Language and the ability to name ourselves are important elements in the search for visibility, human rights, and recognition. The transgender communities are no different. The term transgender refers to all those who do not fully identify with their birth gender and includes transsexuals, cross dressers, drag kings, drag queens, third gendered, two-spirit people, and many others. What all these identities have in common is that the people who claim them describe themselves as 'other' than simply male or female. For this reason, the term transgender has become a banner under which all who are differently gendered can co-exist.

There is a close connection between those who are intersex (born with ambiguous physical gender due to hormonal, genetic, or physical differences), and those who are transgender (differently gendered due to their perception of their own gender). Many intersex adults have forcibly undergone surgery during childhood and have been incorrectly assigned a gender. Intersex people--like those who definite themselves as transgender--go through a process of transition, allowing them to move out of the gender previously assigned to them and enabling them to live and be fully recognised as a person of the other gender.

Intersex children born today still face a difficult and uncertain future, as decisions may still be made in early childhood that prove to be incorrect in later life. The development of an intersex rights movement is still in its infancy in the UK.

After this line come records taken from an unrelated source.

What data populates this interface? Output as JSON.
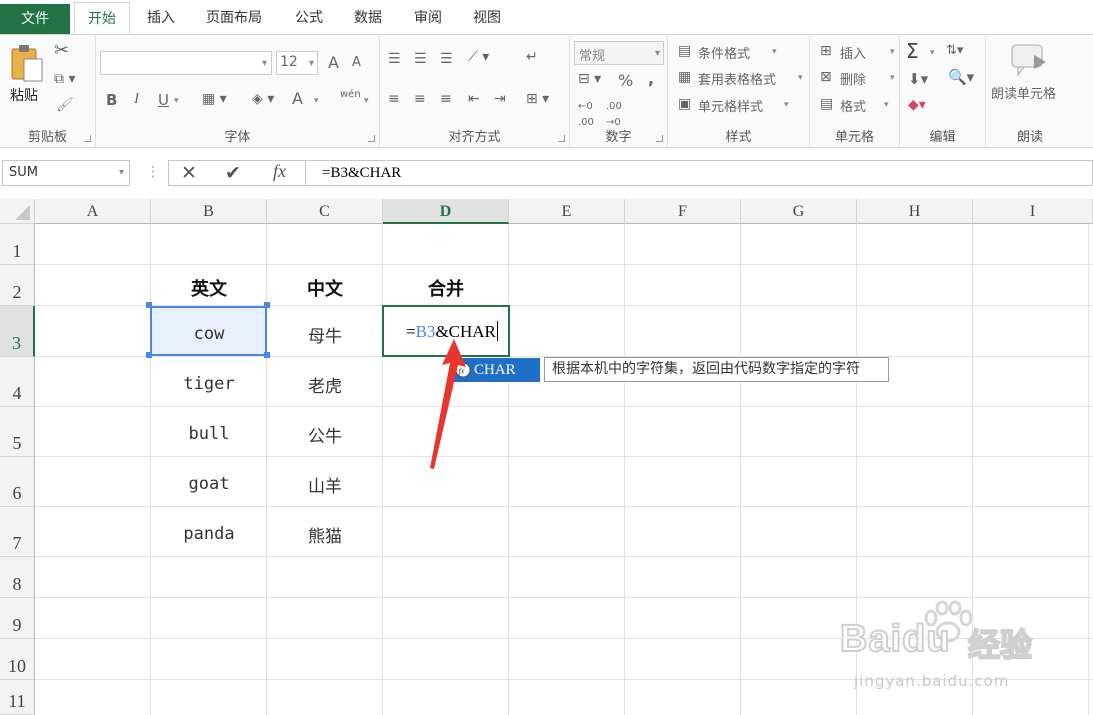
{
  "ribbon_tabs": [
    "文件",
    "开始",
    "插入",
    "页面布局",
    "公式",
    "数据",
    "审阅",
    "视图"
  ],
  "clipboard": {
    "paste_label": "粘贴",
    "group_label": "剪贴板"
  },
  "font": {
    "group_label": "字体",
    "size": "12",
    "bold": "B",
    "italic": "I",
    "underline": "U",
    "grow": "A",
    "shrink": "A",
    "color_a": "A",
    "pinyin": "wén"
  },
  "align": {
    "group_label": "对齐方式"
  },
  "number": {
    "group_label": "数字",
    "format": "常规",
    "percent": "%",
    "comma": ","
  },
  "styles": {
    "group_label": "样式",
    "conditional": "条件格式",
    "table": "套用表格格式",
    "cell": "单元格样式"
  },
  "cells": {
    "group_label": "单元格",
    "insert": "插入",
    "delete": "删除",
    "format": "格式"
  },
  "editing": {
    "group_label": "编辑",
    "sum": "Σ"
  },
  "reading": {
    "group_label": "朗读",
    "read_cell": "朗读单元格"
  },
  "formula_bar": {
    "name_box": "SUM",
    "cancel": "✕",
    "enter": "✔",
    "fx": "fx",
    "content": "=B3&CHAR"
  },
  "columns": [
    "A",
    "B",
    "C",
    "D",
    "E",
    "F",
    "G",
    "H",
    "I"
  ],
  "rows": [
    "1",
    "2",
    "3",
    "4",
    "5",
    "6",
    "7",
    "8",
    "9",
    "10",
    "11"
  ],
  "table": {
    "headers": [
      "英文",
      "中文",
      "合并"
    ],
    "english": [
      "cow",
      "tiger",
      "bull",
      "goat",
      "panda"
    ],
    "chinese": [
      "母牛",
      "老虎",
      "公牛",
      "山羊",
      "熊猫"
    ]
  },
  "edit_cell": {
    "prefix": "=",
    "ref": "B3",
    "suffix": "&CHAR"
  },
  "autocomplete": {
    "function": "CHAR",
    "tooltip": "根据本机中的字符集，返回由代码数字指定的字符"
  },
  "watermark": {
    "brand": "Baidu",
    "cn": "经验",
    "url": "jingyan.baidu.com"
  },
  "colors": {
    "excel_green": "#217346",
    "ref_blue": "#4a86e8",
    "highlight_blue": "#1e6fc5",
    "arrow_red": "#e8352e"
  }
}
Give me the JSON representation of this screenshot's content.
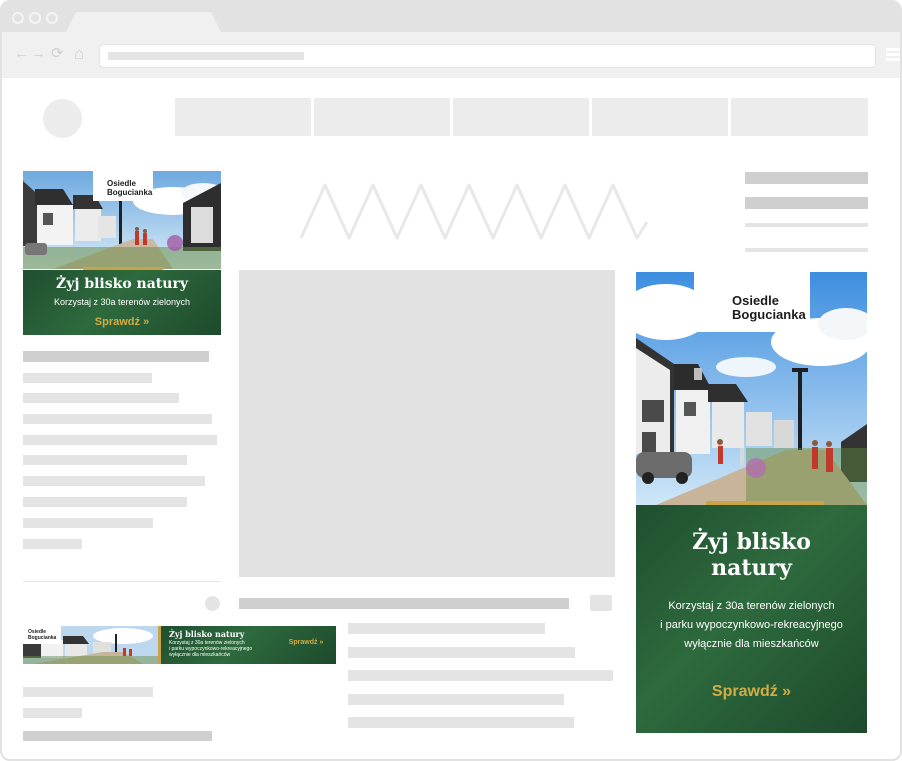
{
  "browser": {
    "nav_icons": {
      "back": "←",
      "forward": "→",
      "reload": "⟳",
      "home": "⌂"
    }
  },
  "ads": {
    "brand_line1": "Osiedle",
    "brand_line2": "Bogucianka",
    "headline": "Żyj blisko natury",
    "headline_line1": "Żyj blisko",
    "headline_line2": "natury",
    "sub_short": "Korzystaj z 30a terenów zielonych",
    "sub_long_line1": "Korzystaj z 30a terenów zielonych",
    "sub_long_line2": "i parku wypoczynkowo-rekreacyjnego",
    "sub_long_line3": "wyłącznie dla mieszkańców",
    "leader_line1": "Korzystaj z 30a terenów zielonych",
    "leader_line2": "i parku wypoczynkowo-rekreacyjnego",
    "leader_line3": "wyłącznie dla mieszkańców",
    "cta": "Sprawdź »"
  },
  "colors": {
    "ad_green": "#2e6a3d",
    "ad_gold": "#c9a347",
    "placeholder_light": "#ececec",
    "placeholder_mid": "#e2e2e2",
    "placeholder_dark": "#cfcfcf"
  }
}
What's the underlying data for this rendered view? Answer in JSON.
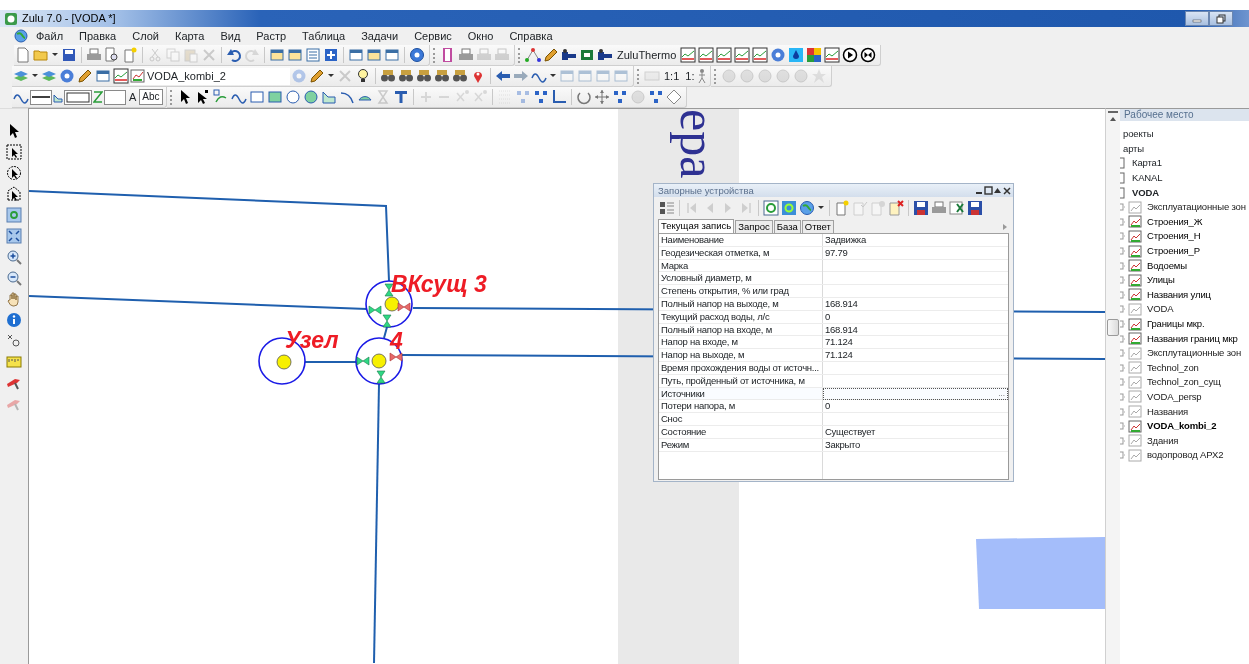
{
  "window": {
    "title": "Zulu 7.0 - [VODA *]"
  },
  "menu": [
    "Файл",
    "Правка",
    "Слой",
    "Карта",
    "Вид",
    "Растр",
    "Таблица",
    "Задачи",
    "Сервис",
    "Окно",
    "Справка"
  ],
  "toolbar": {
    "plugin_label": "ZuluThermo",
    "layer_combo": "VODA_kombi_2",
    "scale_buttons": [
      "1:1",
      "1:"
    ],
    "font_label": "A",
    "text_sample": "Abc"
  },
  "map": {
    "raster_label": "ера",
    "labels": [
      "ВКсущ 3",
      "Узел",
      "4"
    ]
  },
  "dialog": {
    "title": "Запорные устройства",
    "tabs": [
      {
        "label": "Текущая запись",
        "selected": true
      },
      {
        "label": "Запрос",
        "selected": false
      },
      {
        "label": "База",
        "selected": false
      },
      {
        "label": "Ответ",
        "selected": false
      }
    ],
    "rows": [
      {
        "name": "Наименование",
        "value": "Задвижка",
        "selected": false
      },
      {
        "name": "Геодезическая отметка, м",
        "value": "97.79",
        "selected": false
      },
      {
        "name": "Марка",
        "selected": false
      },
      {
        "name": "Условный диаметр, м",
        "selected": false
      },
      {
        "name": "Степень открытия, % или град",
        "selected": false
      },
      {
        "name": "Полный напор на выходе, м",
        "value": "168.914",
        "selected": false
      },
      {
        "name": "Текущий расход воды, л/с",
        "value": "0",
        "selected": false
      },
      {
        "name": "Полный напор на входе, м",
        "value": "168.914",
        "selected": false
      },
      {
        "name": "Напор на входе, м",
        "value": "71.124",
        "selected": false
      },
      {
        "name": "Напор на выходе, м",
        "value": "71.124",
        "selected": false
      },
      {
        "name": "Время прохождения воды от источн...",
        "selected": false
      },
      {
        "name": "Путь, пройденный от источника, м",
        "selected": false
      },
      {
        "name": "Источники",
        "selected": true,
        "editor_button": "..."
      },
      {
        "name": "Потери напора, м",
        "value": "0",
        "selected": false
      },
      {
        "name": "Снос",
        "selected": false
      },
      {
        "name": "Состояние",
        "value": "Существует",
        "selected": false
      },
      {
        "name": "Режим",
        "value": "Закрыто",
        "selected": false
      }
    ]
  },
  "workspace": {
    "title": "Рабочее место",
    "tree": [
      {
        "label": "роекты",
        "kind": "folder"
      },
      {
        "label": "арты",
        "kind": "folder",
        "children": [
          {
            "label": "Карта1",
            "kind": "map",
            "active": false
          },
          {
            "label": "KANAL",
            "kind": "map",
            "active": false
          },
          {
            "label": "VODA",
            "kind": "map",
            "active": true,
            "children": [
              {
                "label": "Эксплуатационные зон",
                "kind": "layer",
                "visible": false,
                "active": false
              },
              {
                "label": "Строения_Ж",
                "kind": "layer",
                "visible": true,
                "active": false
              },
              {
                "label": "Строения_Н",
                "kind": "layer",
                "visible": true,
                "active": false
              },
              {
                "label": "Строения_Р",
                "kind": "layer",
                "visible": true,
                "active": false
              },
              {
                "label": "Водоемы",
                "kind": "layer",
                "visible": true,
                "active": false
              },
              {
                "label": "Улицы",
                "kind": "layer",
                "visible": true,
                "active": false
              },
              {
                "label": "Названия улиц",
                "kind": "layer",
                "visible": true,
                "active": false
              },
              {
                "label": "VODA",
                "kind": "layer",
                "visible": false,
                "active": false
              },
              {
                "label": "Границы мкр.",
                "kind": "layer",
                "visible": true,
                "active": false
              },
              {
                "label": "Названия границ мкр",
                "kind": "layer",
                "visible": true,
                "active": false
              },
              {
                "label": "Эксплутационные зон",
                "kind": "layer",
                "visible": false,
                "active": false
              },
              {
                "label": "Technol_zon",
                "kind": "layer",
                "visible": false,
                "active": false
              },
              {
                "label": "Technol_zon_сущ",
                "kind": "layer",
                "visible": false,
                "active": false
              },
              {
                "label": "VODA_persp",
                "kind": "layer",
                "visible": false,
                "active": false
              },
              {
                "label": "Названия",
                "kind": "layer",
                "visible": false,
                "active": false
              },
              {
                "label": "VODA_kombi_2",
                "kind": "layer",
                "visible": true,
                "active": true
              },
              {
                "label": "Здания",
                "kind": "layer",
                "visible": false,
                "active": false
              },
              {
                "label": "водопровод АРХ2",
                "kind": "layer",
                "visible": false,
                "active": false
              }
            ]
          }
        ]
      }
    ]
  }
}
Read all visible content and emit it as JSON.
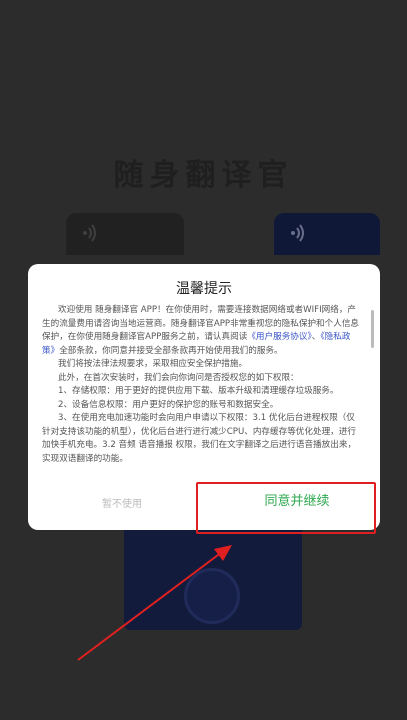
{
  "app": {
    "title": "随身翻译官"
  },
  "dialog": {
    "title": "温馨提示",
    "para1_a": "欢迎使用 随身翻译官 APP！在你使用时，需要连接数据网络或者WIFI网络，产生的流量费用请咨询当地运营商。随身翻译官APP非常重视您的隐私保护和个人信息保护，在你使用随身翻译官APP服务之前，请认真阅读",
    "link_service": "《用户服务协议》",
    "link_privacy": "《隐私政策》",
    "para1_b": "全部条款，你同意并接受全部条款再开始使用我们的服务。",
    "para2": "我们将按法律法规要求，采取相应安全保护措施。",
    "para3": "此外，在首次安装时，我们会向你询问是否授权您的如下权限：",
    "para4": "1、存储权限：用于更好的提供应用下载、版本升级和清理缓存垃圾服务。",
    "para5": "2、设备信息权限：用户更好的保护您的账号和数据安全。",
    "para6": "3、在使用充电加速功能时会向用户申请以下权限：3.1 优化后台进程权限（仅针对支持该功能的机型），优化后台进行进行减少CPU、内存缓存等优化处理，进行加快手机充电。3.2 音频 语音播报 权限，我们在文字翻译之后进行语音播放出来，实现双语翻译的功能。",
    "decline_label": "暂不使用",
    "accept_label": "同意并继续"
  },
  "colors": {
    "accent_green": "#2fa84f",
    "link_blue": "#3a55c8",
    "highlight_red": "#e02020"
  }
}
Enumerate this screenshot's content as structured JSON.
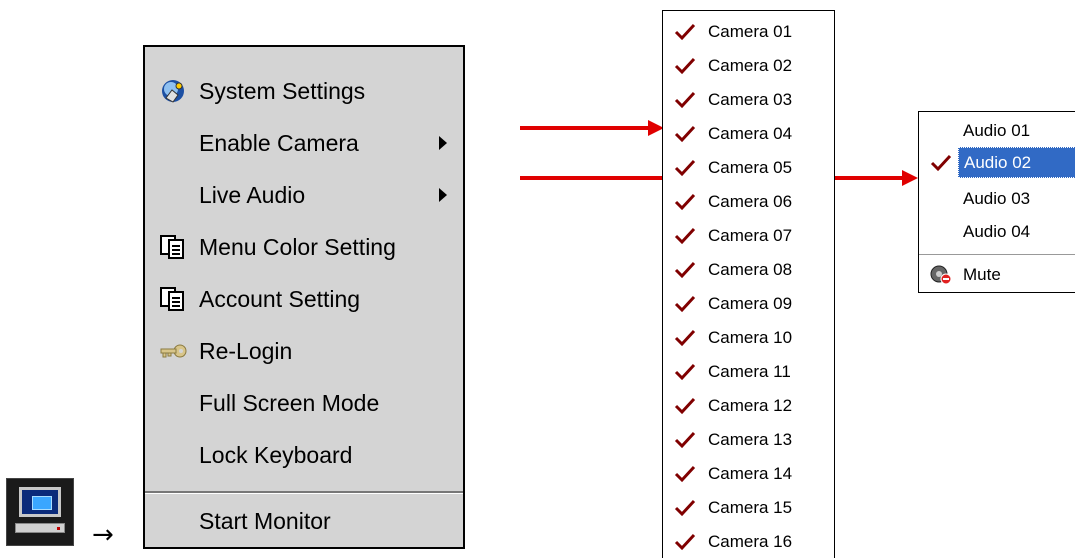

Transgender people's identities are significantly medicalised and pathologised with the requirement for 'diagnosis' and 'treatment'. Transsexuality is still defined as a mental illness, thereby pathologising trans people as 'mad' and the subject of medical intervention. It is worth noting that not so many years ago homosexuality was defined in such terms. Today, we would baulk at such views.

Medical, hormonal, and surgical procedures can enable many transgender people to live more comfortably within society's rigid gender norms. However, for others, to express fully one's gender identity means living 'in the middle', between genders or beyond genders. The development of third gender, androgynous or gender queer identities provide liminal spaces where the edges are blurred between male and female. These spaces are transient and vulnerable, often rendering a transgender person highly visible and subject to external scrutiny, abuse and violence.

We see that the transgender communities consist of many identities, often multiple identities. These identities intersect with the lesbian, gay, bisexual and heterosexual communities as transgender people are themselves people with diverse and varied sexualities.

The beginning of the 21st century has seen Scotland and the rest of the UK take enormous steps towards fully including transgender people within the protection of equal rights legislation. Since 1999, transgender people have had their employment rights protected. In 2005, the Gender Recognition Act finally allowed trans people to obtain a new birth certificate in their preferred gender identity.

Acquiring full legal status and protection under the law is a tangible step towards real equality and liberation for trans communities. Full access to healthcare, not dependent on postcode, discriminatory attitudes or arbitrary medical requirements are still battles to be fought and won.

Transgender people have been at the heart of the liberation of LGBT people and will continue to be so as we move towards a society that does not discriminate or marginalise its members for any reason. The freedom of transgender people to fully express their gender identity brings freedom to us all to live lives that are not constrained by rigid gender norms.